Gare à la surchauffe! Une surcharge de travail, consentie volontairement ou imposée par l'organisation, implique un
surengagement et donc un ris que élevé de burn-out, le célèbre syndrome d'épuisement professionnel.

Dans un contexte économique tendu, ce syndrome prend de l'ampleur. La Belgique le considère déjà comme une maladie professionnelle, alors que la France se fait encore tirer l'oreille.
Dans l'Hexagone, pourtant, un cadre sur cinq en aurait été victime,
selon une étude de Technologia, un cabinet spécialisé dans les risques professionnels.
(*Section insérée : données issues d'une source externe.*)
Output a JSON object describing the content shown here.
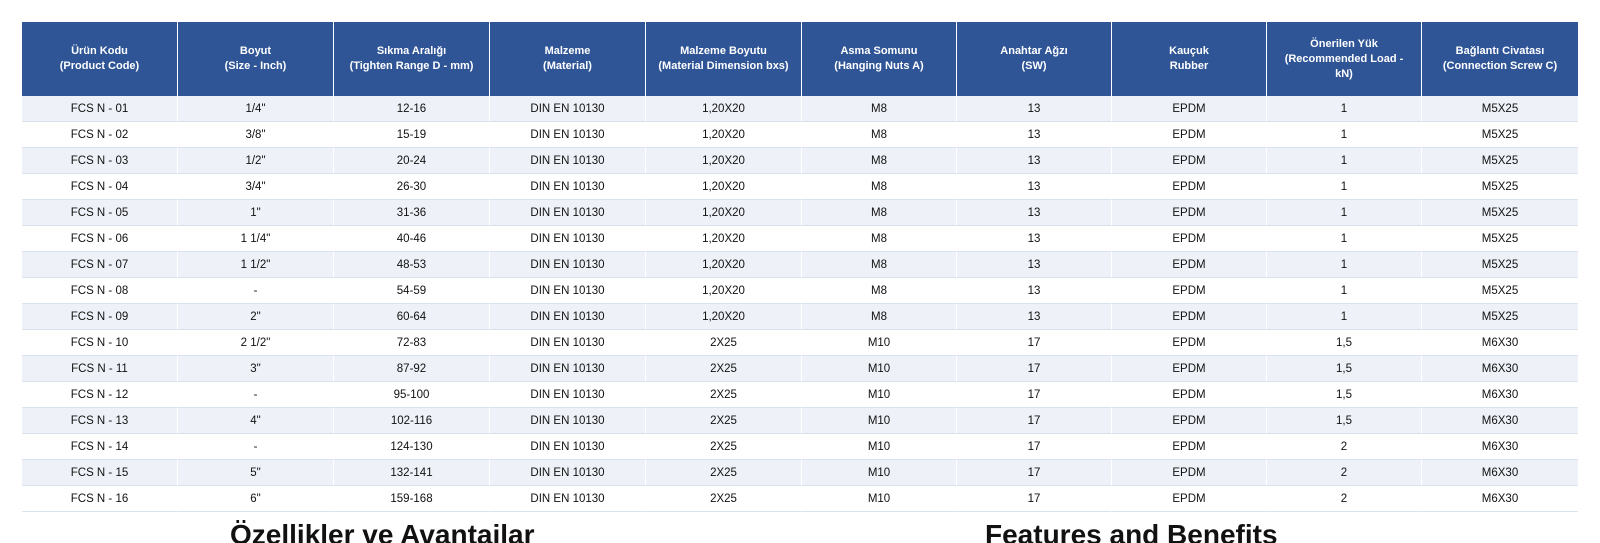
{
  "table": {
    "headers": [
      [
        "Ürün Kodu",
        "(Product Code)"
      ],
      [
        "Boyut",
        "(Size - Inch)"
      ],
      [
        "Sıkma Aralığı",
        "(Tighten Range D - mm)"
      ],
      [
        "Malzeme",
        "(Material)"
      ],
      [
        "Malzeme Boyutu",
        "(Material Dimension bxs)"
      ],
      [
        "Asma Somunu",
        "(Hanging Nuts A)"
      ],
      [
        "Anahtar Ağzı",
        "(SW)"
      ],
      [
        "Kauçuk",
        "Rubber"
      ],
      [
        "Önerilen Yük",
        "(Recommended Load -",
        "kN)"
      ],
      [
        "Bağlantı Civatası",
        "(Connection Screw C)"
      ]
    ],
    "rows": [
      [
        "FCS N - 01",
        "1/4\"",
        "12-16",
        "DIN EN 10130",
        "1,20X20",
        "M8",
        "13",
        "EPDM",
        "1",
        "M5X25"
      ],
      [
        "FCS N - 02",
        "3/8\"",
        "15-19",
        "DIN EN 10130",
        "1,20X20",
        "M8",
        "13",
        "EPDM",
        "1",
        "M5X25"
      ],
      [
        "FCS N - 03",
        "1/2\"",
        "20-24",
        "DIN EN 10130",
        "1,20X20",
        "M8",
        "13",
        "EPDM",
        "1",
        "M5X25"
      ],
      [
        "FCS N - 04",
        "3/4\"",
        "26-30",
        "DIN EN 10130",
        "1,20X20",
        "M8",
        "13",
        "EPDM",
        "1",
        "M5X25"
      ],
      [
        "FCS N - 05",
        "1\"",
        "31-36",
        "DIN EN 10130",
        "1,20X20",
        "M8",
        "13",
        "EPDM",
        "1",
        "M5X25"
      ],
      [
        "FCS N - 06",
        "1 1/4\"",
        "40-46",
        "DIN EN 10130",
        "1,20X20",
        "M8",
        "13",
        "EPDM",
        "1",
        "M5X25"
      ],
      [
        "FCS N - 07",
        "1 1/2\"",
        "48-53",
        "DIN EN 10130",
        "1,20X20",
        "M8",
        "13",
        "EPDM",
        "1",
        "M5X25"
      ],
      [
        "FCS N - 08",
        "-",
        "54-59",
        "DIN EN 10130",
        "1,20X20",
        "M8",
        "13",
        "EPDM",
        "1",
        "M5X25"
      ],
      [
        "FCS N - 09",
        "2\"",
        "60-64",
        "DIN EN 10130",
        "1,20X20",
        "M8",
        "13",
        "EPDM",
        "1",
        "M5X25"
      ],
      [
        "FCS N - 10",
        "2 1/2\"",
        "72-83",
        "DIN EN 10130",
        "2X25",
        "M10",
        "17",
        "EPDM",
        "1,5",
        "M6X30"
      ],
      [
        "FCS N - 11",
        "3\"",
        "87-92",
        "DIN EN 10130",
        "2X25",
        "M10",
        "17",
        "EPDM",
        "1,5",
        "M6X30"
      ],
      [
        "FCS N - 12",
        "-",
        "95-100",
        "DIN EN 10130",
        "2X25",
        "M10",
        "17",
        "EPDM",
        "1,5",
        "M6X30"
      ],
      [
        "FCS N - 13",
        "4\"",
        "102-116",
        "DIN EN 10130",
        "2X25",
        "M10",
        "17",
        "EPDM",
        "1,5",
        "M6X30"
      ],
      [
        "FCS N - 14",
        "-",
        "124-130",
        "DIN EN 10130",
        "2X25",
        "M10",
        "17",
        "EPDM",
        "2",
        "M6X30"
      ],
      [
        "FCS N - 15",
        "5\"",
        "132-141",
        "DIN EN 10130",
        "2X25",
        "M10",
        "17",
        "EPDM",
        "2",
        "M6X30"
      ],
      [
        "FCS N - 16",
        "6\"",
        "159-168",
        "DIN EN 10130",
        "2X25",
        "M10",
        "17",
        "EPDM",
        "2",
        "M6X30"
      ]
    ]
  },
  "footer": {
    "left_heading": "Özellikler ve Avantajlar",
    "right_heading": "Features and Benefits"
  },
  "colors": {
    "header_bg": "#2f5597",
    "row_stripe": "#eef2f8"
  }
}
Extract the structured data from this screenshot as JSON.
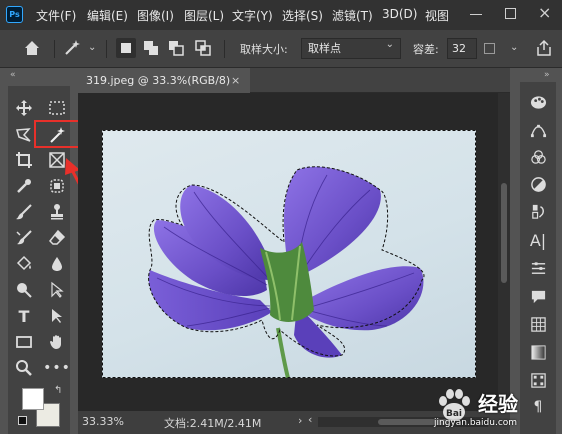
{
  "menubar": {
    "app_icon": "Ps",
    "items": [
      "文件(F)",
      "编辑(E)",
      "图像(I)",
      "图层(L)",
      "文字(Y)",
      "选择(S)",
      "滤镜(T)",
      "3D(D)",
      "视图"
    ]
  },
  "options": {
    "sample_size_label": "取样大小:",
    "sample_size_value": "取样点",
    "tolerance_label": "容差:",
    "tolerance_value": "32"
  },
  "document": {
    "tab_title": "319.jpeg @ 33.3%(RGB/8)",
    "close_symbol": "×"
  },
  "status": {
    "zoom": "33.33%",
    "doc_info": "文档:2.41M/2.41M"
  },
  "tools": [
    "move-icon",
    "marquee-icon",
    "lasso-icon",
    "magic-wand-icon",
    "crop-icon",
    "frame-icon",
    "eyedropper-icon",
    "patch-icon",
    "brush-icon",
    "stamp-icon",
    "history-brush-icon",
    "eraser-icon",
    "paint-bucket-icon",
    "blur-drop-icon",
    "dodge-icon",
    "path-select-icon",
    "type-icon",
    "direct-select-icon",
    "rectangle-icon",
    "hand-icon",
    "zoom-icon",
    "more-icon"
  ],
  "watermark": {
    "brand": "Bai",
    "name": "经验",
    "url": "jingyan.baidu.com"
  },
  "colors": {
    "highlight": "#e8302a",
    "arrow": "#e8302a",
    "petal": "#6a4fc7"
  }
}
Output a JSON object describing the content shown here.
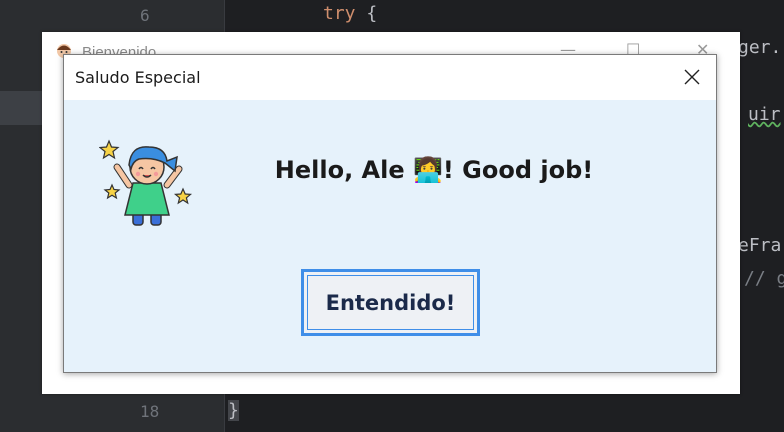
{
  "editor": {
    "line_top": "6",
    "line_bottom": "18",
    "code_try": "try {",
    "code_brace": "}",
    "fragment_ger": "ger.",
    "fragment_uir": "uir",
    "fragment_efra": "eFra",
    "fragment_comment": "// g"
  },
  "parent_window": {
    "title": "Bienvenido",
    "minimize_symbol": "—",
    "maximize_symbol": "☐",
    "close_symbol": "✕"
  },
  "dialog": {
    "title": "Saludo Especial",
    "message": "Hello, Ale 👩‍💻! Good job!",
    "ok_label": "Entendido!",
    "avatar_icon": "cheering-child-with-stars-icon",
    "close_icon": "close-icon",
    "colors": {
      "background": "#e6f2fb",
      "button_border": "#3f8ee8"
    }
  }
}
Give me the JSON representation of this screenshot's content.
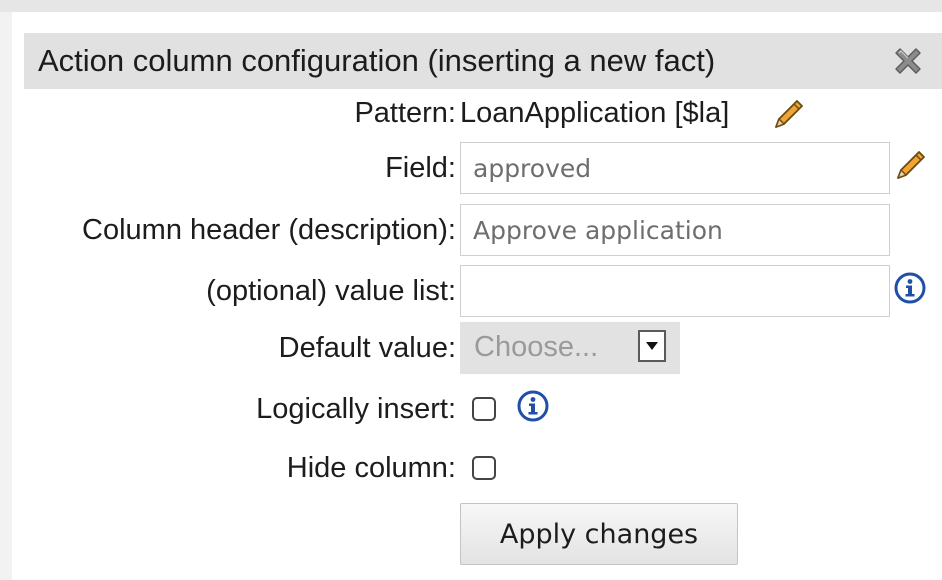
{
  "dialog": {
    "title": "Action column configuration (inserting a new fact)",
    "close_icon": "close-x-icon"
  },
  "pattern": {
    "label": "Pattern:",
    "value": "LoanApplication [$la]",
    "edit_icon": "pencil-icon"
  },
  "field": {
    "label": "Field:",
    "value": "approved",
    "edit_icon": "pencil-icon"
  },
  "column_header": {
    "label": "Column header (description):",
    "value": "Approve application"
  },
  "value_list": {
    "label": "(optional) value list:",
    "value": "",
    "info_icon": "info-icon"
  },
  "default_value": {
    "label": "Default value:",
    "selected": "Choose..."
  },
  "logically_insert": {
    "label": "Logically insert:",
    "checked": false,
    "info_icon": "info-icon"
  },
  "hide_column": {
    "label": "Hide column:",
    "checked": false
  },
  "apply_button": {
    "label": "Apply changes"
  },
  "colors": {
    "title_bar": "#e1e1e1",
    "info_blue": "#1f4fa8",
    "pencil_orange": "#e38c1c"
  }
}
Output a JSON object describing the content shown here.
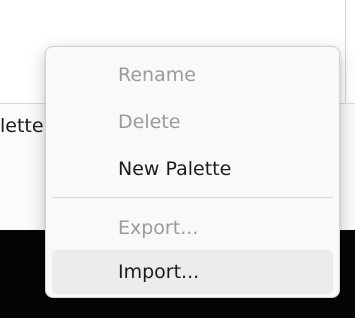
{
  "background": {
    "panel_text": "lette"
  },
  "context_menu": {
    "items": [
      {
        "label": "Rename",
        "enabled": false
      },
      {
        "label": "Delete",
        "enabled": false
      },
      {
        "label": "New Palette",
        "enabled": true
      },
      {
        "label": "Export...",
        "enabled": false
      },
      {
        "label": "Import...",
        "enabled": true,
        "hovered": true
      }
    ]
  },
  "colors": {
    "enabled_text": "#1b1b1b",
    "disabled_text": "#9b9b9b",
    "hover_background": "#ececec",
    "menu_background": "#f9f9f9",
    "bottom_background": "#050505"
  }
}
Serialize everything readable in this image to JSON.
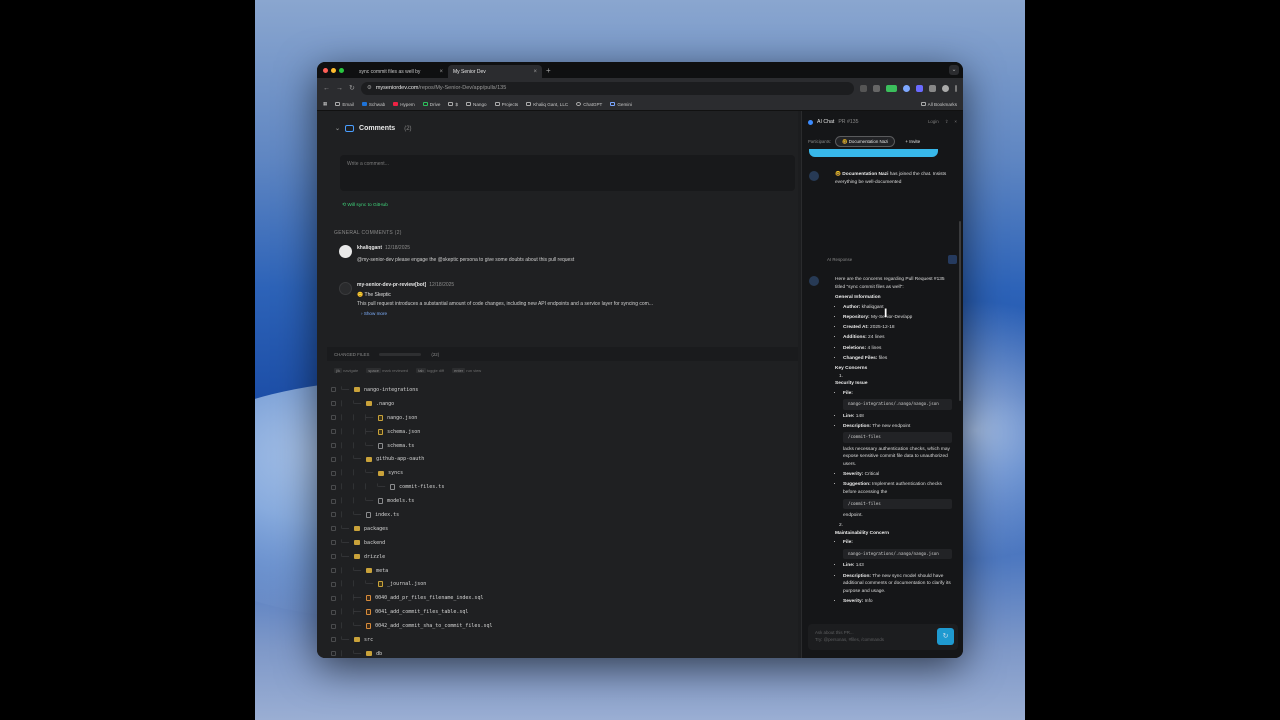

Bref, nul est à l'abri.

Or, si l'expression de burn-out nous est plus familière que jamais,
combien d'entre nous savent précisément ce qu'elle recouvre?
Et comment distinguer un simple passage à vide d'un véritable
épuisement professionnel?

Symptôme par symptôme, apprenons à faire la différence entre les signes trompeurs et les véritables motifs d'alerte.

ANXIETE

Dans le monde de l'entreprise, certains événements tels qu'un plan social ou une réorganisation peuvent mettre vos nerfs à rude épreuve.

Signes trompeurs.

Il ne faut pas confondre un sentiment d'angoisse passager avec l'épuisement professionnel.

Attention danger ! Dans le cas d'un burn-out, l'anxiété dure et empire.
Cela peut aller jusqu'au sentiment de persécution. Vous devenez agressif alors que les gens qui vous entourent se comportent normalement.
Si vous étiez d'un naturel calme auparavant, c'est mauvais signe.
Comme le fait remarquer le Dr Patrick Mesters (lire son témoignage ci-contre à gauche), les victimes d'épuisement professionnel disent souvent qu'elles ne se reconnaissent plus.

PERTE D'ENERGIE

Vous vous sentez très fatigué, quasiment vidé.

Signes trompeurs.
Un coup de pompe passager n'a rien d'alarmant:
un week-end ou une semaine au grand air suffira à vous retaper.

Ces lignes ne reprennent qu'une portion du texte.